The addition of a third baby plus having my oldest in full-day preschool a few days a week has made it glaringly clear that the status quo is broken. No longer can I drift through my days and expect for everyone to be happy by the time evening rolls around.
I’ve spent the last few weeks reluctantly tweaking our routines. Surprise, surprise! The positive results were almost instantaneous. Here, for routine lovers and haters alike, are the four tiny changes that have made all the difference in my family’s routines.
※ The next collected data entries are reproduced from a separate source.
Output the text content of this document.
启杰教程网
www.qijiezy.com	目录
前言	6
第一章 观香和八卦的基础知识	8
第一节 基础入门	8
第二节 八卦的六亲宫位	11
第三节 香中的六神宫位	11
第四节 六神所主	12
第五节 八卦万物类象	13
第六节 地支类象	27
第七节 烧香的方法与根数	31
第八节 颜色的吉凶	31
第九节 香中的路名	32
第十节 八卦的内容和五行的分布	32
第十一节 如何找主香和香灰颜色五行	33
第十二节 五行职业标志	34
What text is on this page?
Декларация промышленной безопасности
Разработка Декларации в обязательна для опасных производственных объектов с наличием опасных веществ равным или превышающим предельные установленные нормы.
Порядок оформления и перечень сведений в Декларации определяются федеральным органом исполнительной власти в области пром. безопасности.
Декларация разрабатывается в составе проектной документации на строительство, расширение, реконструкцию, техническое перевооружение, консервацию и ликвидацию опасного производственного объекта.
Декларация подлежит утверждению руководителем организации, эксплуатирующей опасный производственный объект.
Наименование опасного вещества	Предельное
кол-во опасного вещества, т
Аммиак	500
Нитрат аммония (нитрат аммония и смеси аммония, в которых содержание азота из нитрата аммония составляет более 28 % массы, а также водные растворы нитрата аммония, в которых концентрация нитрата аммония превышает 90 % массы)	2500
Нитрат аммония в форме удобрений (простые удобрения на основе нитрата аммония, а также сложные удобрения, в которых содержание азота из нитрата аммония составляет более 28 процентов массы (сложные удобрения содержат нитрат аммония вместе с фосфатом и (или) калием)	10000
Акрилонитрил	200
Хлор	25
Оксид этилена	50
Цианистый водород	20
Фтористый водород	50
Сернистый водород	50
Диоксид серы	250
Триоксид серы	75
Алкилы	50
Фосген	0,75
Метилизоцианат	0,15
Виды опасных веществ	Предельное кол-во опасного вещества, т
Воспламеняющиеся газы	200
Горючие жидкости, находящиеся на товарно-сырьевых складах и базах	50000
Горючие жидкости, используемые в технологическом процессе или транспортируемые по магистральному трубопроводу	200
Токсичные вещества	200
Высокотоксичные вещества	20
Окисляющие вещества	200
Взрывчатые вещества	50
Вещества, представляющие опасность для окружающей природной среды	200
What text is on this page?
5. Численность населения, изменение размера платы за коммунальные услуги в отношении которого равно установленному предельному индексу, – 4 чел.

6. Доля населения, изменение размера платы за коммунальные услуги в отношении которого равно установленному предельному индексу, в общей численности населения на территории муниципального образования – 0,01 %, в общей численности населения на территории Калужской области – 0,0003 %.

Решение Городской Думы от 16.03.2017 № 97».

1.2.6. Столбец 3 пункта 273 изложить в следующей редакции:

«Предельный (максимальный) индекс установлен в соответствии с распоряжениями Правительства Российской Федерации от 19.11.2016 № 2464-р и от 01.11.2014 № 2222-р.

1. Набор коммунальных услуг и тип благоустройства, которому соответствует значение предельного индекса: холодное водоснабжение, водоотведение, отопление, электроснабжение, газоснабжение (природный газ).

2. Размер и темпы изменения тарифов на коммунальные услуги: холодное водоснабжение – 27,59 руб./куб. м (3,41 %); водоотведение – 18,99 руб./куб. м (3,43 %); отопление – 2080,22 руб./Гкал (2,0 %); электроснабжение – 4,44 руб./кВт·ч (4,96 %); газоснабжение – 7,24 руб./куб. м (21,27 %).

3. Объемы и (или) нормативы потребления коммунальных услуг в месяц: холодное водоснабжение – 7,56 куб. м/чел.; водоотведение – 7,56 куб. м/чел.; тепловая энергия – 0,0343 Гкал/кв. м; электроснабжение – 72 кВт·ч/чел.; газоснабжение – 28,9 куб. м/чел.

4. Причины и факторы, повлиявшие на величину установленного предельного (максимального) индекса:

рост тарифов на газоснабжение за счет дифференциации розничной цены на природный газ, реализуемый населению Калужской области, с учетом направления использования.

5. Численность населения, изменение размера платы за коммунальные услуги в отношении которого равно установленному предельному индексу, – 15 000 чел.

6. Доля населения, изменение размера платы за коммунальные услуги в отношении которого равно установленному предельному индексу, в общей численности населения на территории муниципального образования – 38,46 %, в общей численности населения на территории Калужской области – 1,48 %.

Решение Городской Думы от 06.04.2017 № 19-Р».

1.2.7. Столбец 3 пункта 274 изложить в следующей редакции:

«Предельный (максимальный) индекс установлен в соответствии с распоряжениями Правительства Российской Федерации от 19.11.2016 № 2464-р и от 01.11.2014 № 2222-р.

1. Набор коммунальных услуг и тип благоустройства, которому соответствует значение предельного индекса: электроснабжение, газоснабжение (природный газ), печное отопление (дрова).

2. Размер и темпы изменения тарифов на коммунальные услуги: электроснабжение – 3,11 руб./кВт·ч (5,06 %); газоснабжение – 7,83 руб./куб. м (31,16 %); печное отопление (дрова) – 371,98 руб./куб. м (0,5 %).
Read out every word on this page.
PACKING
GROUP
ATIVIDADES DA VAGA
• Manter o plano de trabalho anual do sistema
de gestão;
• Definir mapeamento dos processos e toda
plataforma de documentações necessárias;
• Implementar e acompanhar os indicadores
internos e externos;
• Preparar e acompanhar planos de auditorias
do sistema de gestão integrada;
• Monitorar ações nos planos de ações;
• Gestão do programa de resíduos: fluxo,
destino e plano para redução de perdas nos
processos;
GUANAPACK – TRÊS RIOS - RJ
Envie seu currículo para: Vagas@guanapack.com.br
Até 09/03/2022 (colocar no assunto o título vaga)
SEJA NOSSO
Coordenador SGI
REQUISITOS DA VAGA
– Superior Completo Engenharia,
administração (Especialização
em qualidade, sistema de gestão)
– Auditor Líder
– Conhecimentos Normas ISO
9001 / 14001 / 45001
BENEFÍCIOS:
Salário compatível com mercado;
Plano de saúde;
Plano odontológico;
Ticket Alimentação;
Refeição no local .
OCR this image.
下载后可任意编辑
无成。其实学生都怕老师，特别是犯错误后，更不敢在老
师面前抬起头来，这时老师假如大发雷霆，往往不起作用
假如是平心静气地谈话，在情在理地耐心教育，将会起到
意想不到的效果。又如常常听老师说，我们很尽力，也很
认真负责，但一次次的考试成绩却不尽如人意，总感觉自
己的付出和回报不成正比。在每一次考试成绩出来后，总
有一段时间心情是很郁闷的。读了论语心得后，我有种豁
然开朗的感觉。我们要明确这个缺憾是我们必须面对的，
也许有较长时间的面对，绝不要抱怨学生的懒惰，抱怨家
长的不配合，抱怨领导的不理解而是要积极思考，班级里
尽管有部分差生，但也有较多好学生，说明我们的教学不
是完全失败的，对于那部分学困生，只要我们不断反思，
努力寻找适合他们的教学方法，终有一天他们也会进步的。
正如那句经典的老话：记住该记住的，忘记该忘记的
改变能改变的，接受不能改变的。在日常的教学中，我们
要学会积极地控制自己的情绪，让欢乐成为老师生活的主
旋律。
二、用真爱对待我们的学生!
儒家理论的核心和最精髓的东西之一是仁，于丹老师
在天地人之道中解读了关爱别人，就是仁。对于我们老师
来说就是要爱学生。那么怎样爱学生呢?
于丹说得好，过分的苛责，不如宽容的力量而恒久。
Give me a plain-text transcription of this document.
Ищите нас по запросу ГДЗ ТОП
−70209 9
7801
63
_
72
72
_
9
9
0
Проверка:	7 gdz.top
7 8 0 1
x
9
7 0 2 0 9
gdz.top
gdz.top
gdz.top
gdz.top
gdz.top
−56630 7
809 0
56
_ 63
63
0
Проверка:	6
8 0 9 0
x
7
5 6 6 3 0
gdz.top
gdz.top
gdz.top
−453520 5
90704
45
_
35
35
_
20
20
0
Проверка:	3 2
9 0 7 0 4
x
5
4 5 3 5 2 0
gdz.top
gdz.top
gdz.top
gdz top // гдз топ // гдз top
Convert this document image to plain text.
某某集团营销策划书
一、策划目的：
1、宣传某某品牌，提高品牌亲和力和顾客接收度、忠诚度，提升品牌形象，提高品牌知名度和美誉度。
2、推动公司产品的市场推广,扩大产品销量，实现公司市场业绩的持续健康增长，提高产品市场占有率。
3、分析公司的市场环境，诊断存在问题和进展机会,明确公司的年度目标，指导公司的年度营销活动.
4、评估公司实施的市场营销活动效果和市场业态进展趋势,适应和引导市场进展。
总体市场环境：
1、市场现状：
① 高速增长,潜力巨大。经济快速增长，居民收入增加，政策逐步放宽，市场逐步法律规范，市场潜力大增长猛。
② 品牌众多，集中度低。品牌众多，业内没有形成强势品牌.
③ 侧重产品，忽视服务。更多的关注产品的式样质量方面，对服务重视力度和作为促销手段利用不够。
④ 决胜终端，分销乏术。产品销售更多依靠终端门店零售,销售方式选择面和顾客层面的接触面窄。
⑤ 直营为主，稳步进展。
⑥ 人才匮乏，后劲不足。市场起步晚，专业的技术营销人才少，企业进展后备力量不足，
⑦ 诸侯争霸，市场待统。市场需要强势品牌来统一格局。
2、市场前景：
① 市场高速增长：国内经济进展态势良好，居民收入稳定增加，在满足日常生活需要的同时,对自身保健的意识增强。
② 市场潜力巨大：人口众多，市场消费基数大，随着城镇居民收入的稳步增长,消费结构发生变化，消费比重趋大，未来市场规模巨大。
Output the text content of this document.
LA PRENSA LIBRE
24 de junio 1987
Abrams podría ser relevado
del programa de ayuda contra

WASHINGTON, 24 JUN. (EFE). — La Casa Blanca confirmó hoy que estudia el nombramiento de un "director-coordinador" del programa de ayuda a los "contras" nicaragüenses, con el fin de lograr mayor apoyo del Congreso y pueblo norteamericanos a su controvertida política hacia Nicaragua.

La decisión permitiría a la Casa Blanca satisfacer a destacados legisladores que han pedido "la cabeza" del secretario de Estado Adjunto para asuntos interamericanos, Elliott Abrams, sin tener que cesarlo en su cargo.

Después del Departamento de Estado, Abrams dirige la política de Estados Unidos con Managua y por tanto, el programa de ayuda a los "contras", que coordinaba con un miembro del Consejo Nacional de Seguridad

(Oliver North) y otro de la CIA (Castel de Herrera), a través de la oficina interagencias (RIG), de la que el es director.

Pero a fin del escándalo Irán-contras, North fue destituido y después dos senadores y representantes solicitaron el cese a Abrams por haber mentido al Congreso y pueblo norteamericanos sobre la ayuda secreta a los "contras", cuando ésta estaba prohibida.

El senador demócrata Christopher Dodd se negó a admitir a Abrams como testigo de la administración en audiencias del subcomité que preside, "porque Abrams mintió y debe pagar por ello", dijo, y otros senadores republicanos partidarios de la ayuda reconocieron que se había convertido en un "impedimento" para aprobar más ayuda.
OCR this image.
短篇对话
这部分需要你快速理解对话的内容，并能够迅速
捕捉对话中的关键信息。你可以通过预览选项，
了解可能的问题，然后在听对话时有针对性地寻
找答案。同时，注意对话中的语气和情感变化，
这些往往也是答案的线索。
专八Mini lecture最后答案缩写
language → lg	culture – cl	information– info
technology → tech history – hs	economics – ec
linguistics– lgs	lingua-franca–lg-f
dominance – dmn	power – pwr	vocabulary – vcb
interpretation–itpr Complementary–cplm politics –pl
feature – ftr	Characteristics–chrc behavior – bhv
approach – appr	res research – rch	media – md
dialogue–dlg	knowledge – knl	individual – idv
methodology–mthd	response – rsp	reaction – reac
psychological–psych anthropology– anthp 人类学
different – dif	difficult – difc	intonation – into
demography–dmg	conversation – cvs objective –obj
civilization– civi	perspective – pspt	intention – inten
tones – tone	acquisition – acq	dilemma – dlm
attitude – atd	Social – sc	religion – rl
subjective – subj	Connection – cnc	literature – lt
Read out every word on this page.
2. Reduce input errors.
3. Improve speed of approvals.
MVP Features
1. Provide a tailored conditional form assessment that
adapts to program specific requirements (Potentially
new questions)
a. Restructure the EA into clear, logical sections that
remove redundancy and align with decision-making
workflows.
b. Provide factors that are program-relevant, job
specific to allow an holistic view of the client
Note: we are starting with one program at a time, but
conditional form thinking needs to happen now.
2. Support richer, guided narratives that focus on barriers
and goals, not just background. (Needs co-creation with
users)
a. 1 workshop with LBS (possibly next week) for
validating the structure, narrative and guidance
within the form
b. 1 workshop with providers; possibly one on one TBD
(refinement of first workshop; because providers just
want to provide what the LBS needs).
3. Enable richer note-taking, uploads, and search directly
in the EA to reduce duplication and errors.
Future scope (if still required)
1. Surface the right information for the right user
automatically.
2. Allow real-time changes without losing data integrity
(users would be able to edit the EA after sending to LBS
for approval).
1. Monthly grocery delivery
Grocery delivery is one of my saving graces as a mom, but in the past I’ve used it as a luxury service rather than part of our shopping routine. Sick kids? Snowstorm? Two weeks away from delivering a baby? Bring on the grocery delivery. Just your average Wednesday? I’d tell myself there was no reason I couldn’t get groceries on my own.
But really, the alternative of loading up three kids and dragging them around the grocery store is totally a reason to use a regular delivery service. In my head, grocery shopping only took an hour. In reality, it wasted an entire day because we were all so crabby and off-kilter by the time we got home. Now I pay the delivery fee for our big shopping trip once a month, and I make a quick Trader Joe’s run by myself once a week for produce and other odds and ends.
2. On-time dinner
It shouldn’t be rocket science that eating dinner on time is better than eating dinner late, but that just goes to show how much I was bogged down by my “flexible” daily schedule.
I used to start dinner at 4:30 because I thought one hour should be plenty of time to get most meals on the table. But that math doesn’t take into account the many times I’ll be interrupted by various kid demands, nor the reality that dinner has been served at 6:00 or later most nights since the new baby was born. With a kid bedtime of 7:00, there just wasn’t enough time for a relaxing evening routine. Every night ended in tears and shouting.
The solution is an easy one, and I’m not sure why I resisted it for so long. I now start dinner at 3:30 and we eat between 5:00 and 5:30. Seeing those times written out kind of kills me, but I’ve learned that no matter how productive I think I’ll be during those two hours, I never do anything other than waste time. I’m better off taking forever to cook on-time dinner than rush to make late dinner.
This adjustment has completely changed our evenings in ways I hadn’t expected. The kids aren’t crabby when we eat because they’re not starving. There’s less rush to get through bedtime stories. And my favorite, we have time to clean the kitchen as a family after dinner rather than my husband and I facing it alone after the kids go to bed.
3. Late-afternoon kid yoga
There has been much angst over what to do with the kids while I cook. We have a small galley kitchen that always leaves me tripping over them or being terrified they’re going to get splattered by something hot on the stove. I tried making this their TV time, but the toddler is still more interested in me than Daniel Tiger—flattering, but not helpful.
That’s when I got the bright idea to turn on a yoga video for the kids while I cook. There’s definitely no meditating happening there, but it keeps both girls busy so I can cook. By the time we sit down to eat (on time!), they’re relaxed and happy because they got the “special treat” of a YouTube video. Also, they’re not traumatized by their mother screaming at them to get the heck out of her kitchen.
4. Early morning silence
This is the change I’ve been most resistant to. For the four years I’ve been a mother, I’ve proudly flaunted my status as someone who sleeps in until my kids wake me up. I had a lot of reasons for this, not least of all that I have high sleep needs and none of our kids (so far) have slept through the night until their first birthday.
It turns out three kids is my breaking point for a lot of things: getting everyone ready simultaneously, getting any work at all done during the day, finding two minutes to read in peace. And so, the early morning ritual so many women swear by has become part of my routine, too.
This is less of a routine and more of a commitment to start my days well, even though that looks different depending on the day. Nearly all mornings begin with a few minutes of quiet time. Some start at 4 or 5 a.m., usually the days where I need to get some work done. On others I’ll “sleep in” until 6, leaving just enough time to get myself ready and read a chapter or two before the kids get up.
Where to go from here
These routines aren’t set in stone, and there are still quite a few things that need adjusting before I’ll feel like we’re truly in a good rhythm. Areas that could still use some more structure include exercise, regular child care, budgeting and bill paying, daily quiet time with the kids, and weekly meal planning.
Overall, though, things are better than they were. That feels like the best I can ask for with three tiny children at my heels all day long.
Are there any routines you love? Any small changes that have made a big difference? Let me know in the comments!